FIG. 1 is a diagram showing the primary coloring step of the present invention, FIG. 2 is a diagram showing the secondary coloring step, and FIG. 3 is a schematic diagram of a colored ceramic raw material. 1... Base material 2... Intermediate raw material Patent applicant Sumitomo Cement Co., Ltd. F, 7. 't-
This agent is patent attorney Kaoru Dobashi. Indication of the case Patent Application No. 141802 of 1988 2, Title of the invention Name of the method for producing colored ceramic raw materials Name (7519) Patent attorney Tsuchibashi Ko Contents of the amendment (1) The "Claims" column of the specification was changed to a separate sheet.

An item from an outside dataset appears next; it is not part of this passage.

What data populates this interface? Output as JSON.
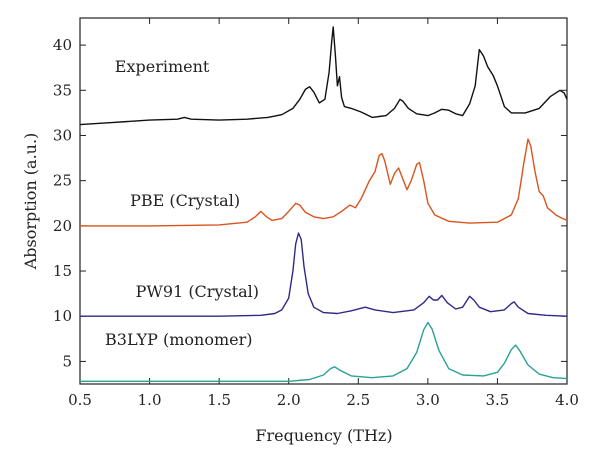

Correct as expected. (2) On page 4, line 20 of the specification, the phrase "the fired product is ground using a side mill, etc." is corrected to "the fired product is ground." (3) In the second line of page 5 of the specification, "Rima desu" is corrected to "Rima desu". (4) On page 5, line 3 of the specification: ``In addition, firing and drying''
The statement has been corrected to read, "From firing to drying." (5) In the fourth line from the bottom of page 7 of the specification, the phrase "as a comparison" is corrected to "as a comparative example." Claims: A primary coloring step in which a coloring agent is mixed into a ceramic base material, sintered, and then crushed; and an intermediate material obtained in this primary coloring step is mixed into a ceramic base material, and then sintered and pulverized again. A method for producing a colored ceramic raw material, which comprises a secondary coloring step of obtaining a colored ceramic raw material by pulverization.

Claims (1)

[Claims] A primary coloring step in which a coloring agent is mixed into a ceramic base material, sintered, and then crushed; an intermediate material obtained in this primary coloring step is mixed into a ceramic base material;
A method for producing colored ceramics, which includes a secondary coloring process in which raw materials for colored ceramics are obtained by sintering and pulverizing them again.